Bei Paulus würde nun kaum jemand einen Rat zu tolerantem Miteinander erwarten. Doch der Apostel überrascht. Die römische Gemeinde, an die er schreibt, hat sich über der Frage Fleisch essen oder nicht zerstritten. Auch beim Halten von Feiertagen ist man uneins. Es geht also um den christlichen Lebensstil. So wie wir etwa fragen, ob Glauben und Autofahren zusammenpassen. Gestritten wird, weil hinter dem Lebensstil ein weit höheres Ziel steht. Die römischen Christen wollen gottgefällig sein – wir wollen das Klima retten. Beide Male geht es um Leben und Tod und deshalb um eine letzte Wahrheit, oder?

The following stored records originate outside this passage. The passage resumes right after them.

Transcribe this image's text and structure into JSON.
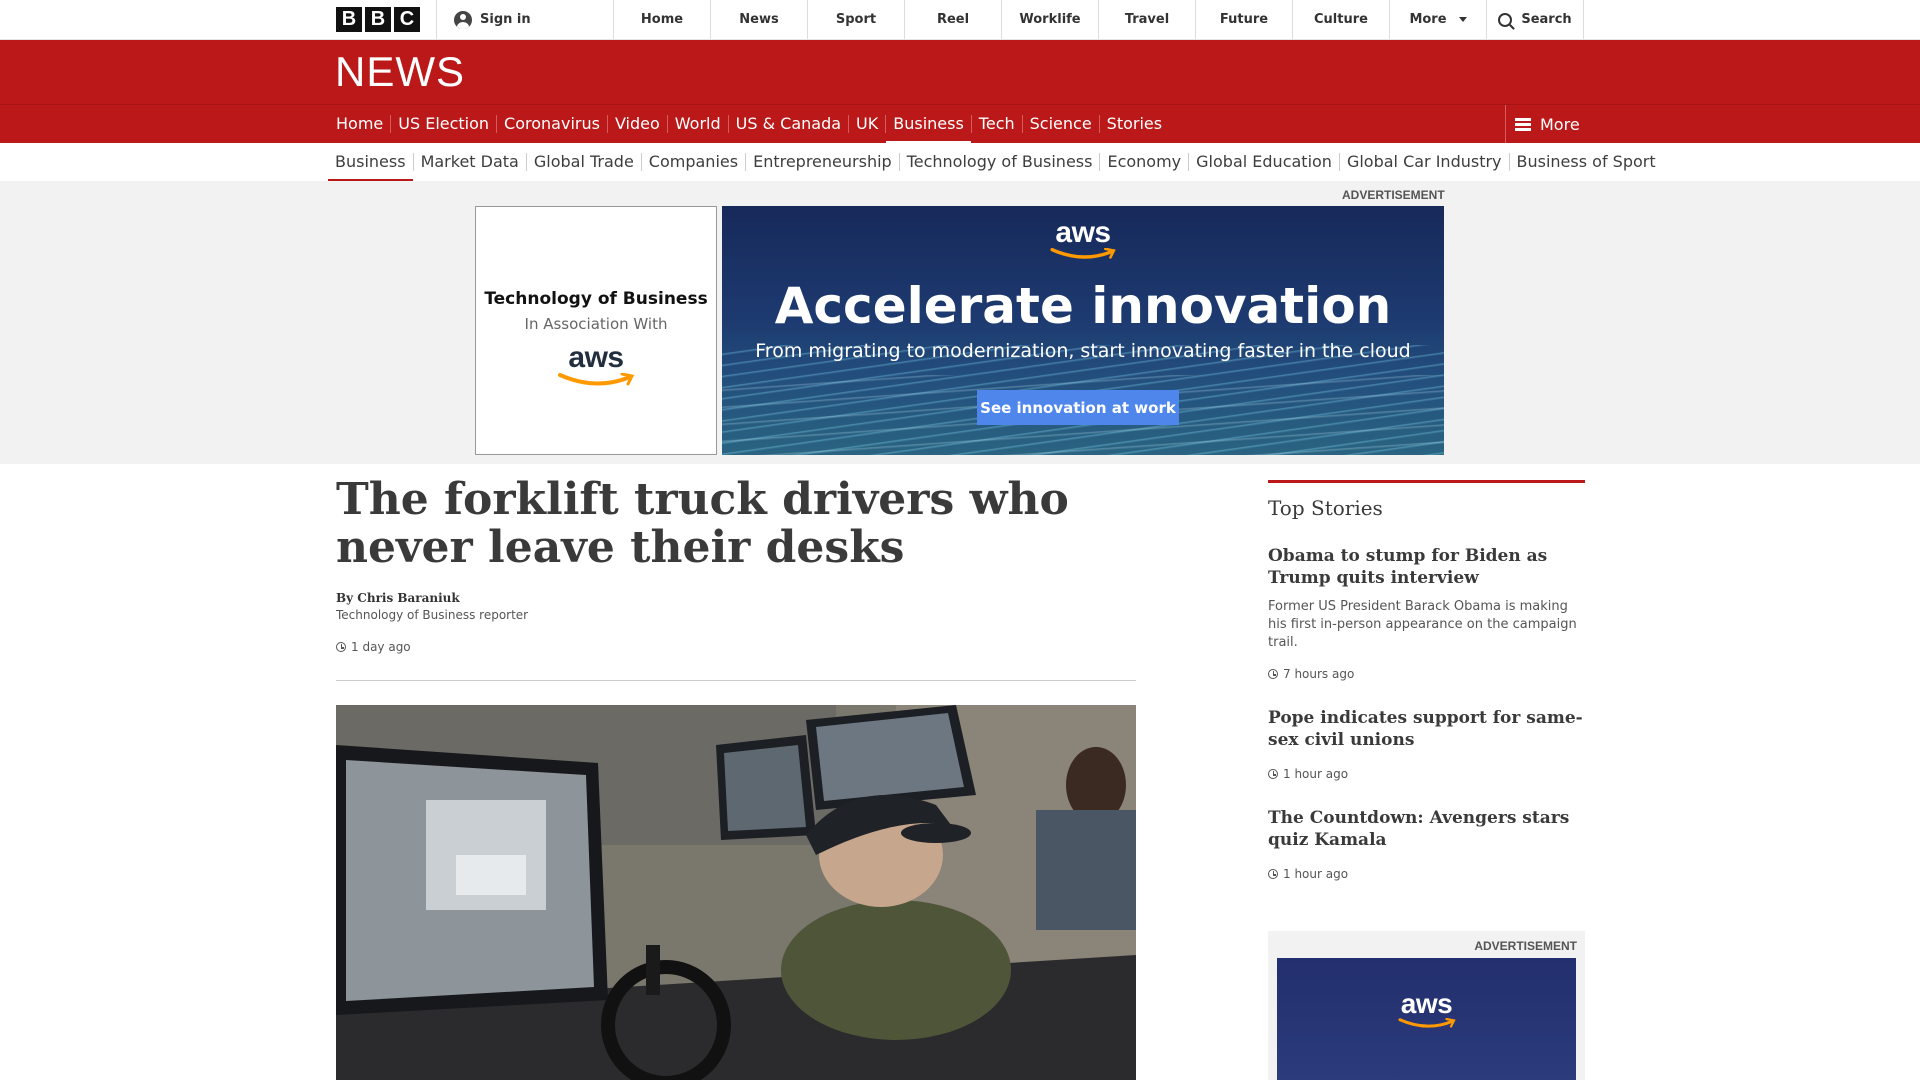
{
  "topbar": {
    "logo_letters": [
      "B",
      "B",
      "C"
    ],
    "sign_in": "Sign in",
    "nav": [
      "Home",
      "News",
      "Sport",
      "Reel",
      "Worklife",
      "Travel",
      "Future",
      "Culture",
      "More"
    ],
    "search": "Search"
  },
  "banner": {
    "title": "NEWS"
  },
  "section_nav": {
    "items": [
      "Home",
      "US Election",
      "Coronavirus",
      "Video",
      "World",
      "US & Canada",
      "UK",
      "Business",
      "Tech",
      "Science",
      "Stories"
    ],
    "active": "Business",
    "more": "More"
  },
  "sub_nav": {
    "items": [
      "Business",
      "Market Data",
      "Global Trade",
      "Companies",
      "Entrepreneurship",
      "Technology of Business",
      "Economy",
      "Global Education",
      "Global Car Industry",
      "Business of Sport"
    ],
    "active": "Business"
  },
  "ad": {
    "label": "ADVERTISEMENT",
    "sponsor_heading": "Technology of Business",
    "sponsor_sub": "In Association With",
    "brand": "aws",
    "headline": "Accelerate innovation",
    "tagline": "From migrating to modernization, start innovating faster in the cloud",
    "cta": "See innovation at work"
  },
  "article": {
    "headline": "The forklift truck drivers who never leave their desks",
    "byline": "By Chris Baraniuk",
    "role": "Technology of Business reporter",
    "timestamp": "1 day ago"
  },
  "top_stories": {
    "title": "Top Stories",
    "stories": [
      {
        "headline": "Obama to stump for Biden as Trump quits interview",
        "summary": "Former US President Barack Obama is making his first in-person appearance on the campaign trail.",
        "time": "7 hours ago"
      },
      {
        "headline": "Pope indicates support for same-sex civil unions",
        "time": "1 hour ago"
      },
      {
        "headline": "The Countdown: Avengers stars quiz Kamala",
        "time": "1 hour ago"
      }
    ]
  },
  "right_ad": {
    "label": "ADVERTISEMENT",
    "brand": "aws"
  },
  "colors": {
    "bbc_red": "#bb1919",
    "aws_orange": "#ff9900",
    "cta_blue": "#4f86ec"
  }
}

Paulus spricht von Meinungen und bricht damit dem Zwist die Spitze ab. Eine Meinung ist nur eine persönliche Ansicht und keine letzte Wahrheit. Paulus holt den Streit auf den Boden zurück. Und plötzlich finden sich alle auf gleicher Höhe wieder, weil jeder mit seiner Meinung vor Gott bestehen muss. Er ist der Richter und niemand kennt sein Urteil. Solange also niemand für sich selbst lebt oder stirbt, sondern mit seinem Lebensstil Gott Ehre machen will, soll das jeder tolerieren und keinen Streit anzetteln.
Paulus‘ Gedanken zu mehr Frieden und Toleranz sind eine enorme Herausforderung. Von wem oder wofür lässt sich der emanzipierte Mensch das Richtschwert aus der Hand nehmen? Und auch in der Kirche unterscheiden wir nicht immer glücklich zwischen Wahrheit und Meinung. Doch keine Meinung zur Wahrheit stilisieren und Gott richten lassen sind wichtige Friedensschritte.
Jutta Holzheuer, Dekanin in Rothenburg ob der Tauber
Gebet: Guter Gott, lehre mich, dass ich nicht das Maß der Dinge bin. Schenke mir Achtung vor meinen Nächsten und ihren Wegen dich zu ehren. Und lass sie mich meinen Weg gehen. Das bitte ich im Namen Jesu. Amen.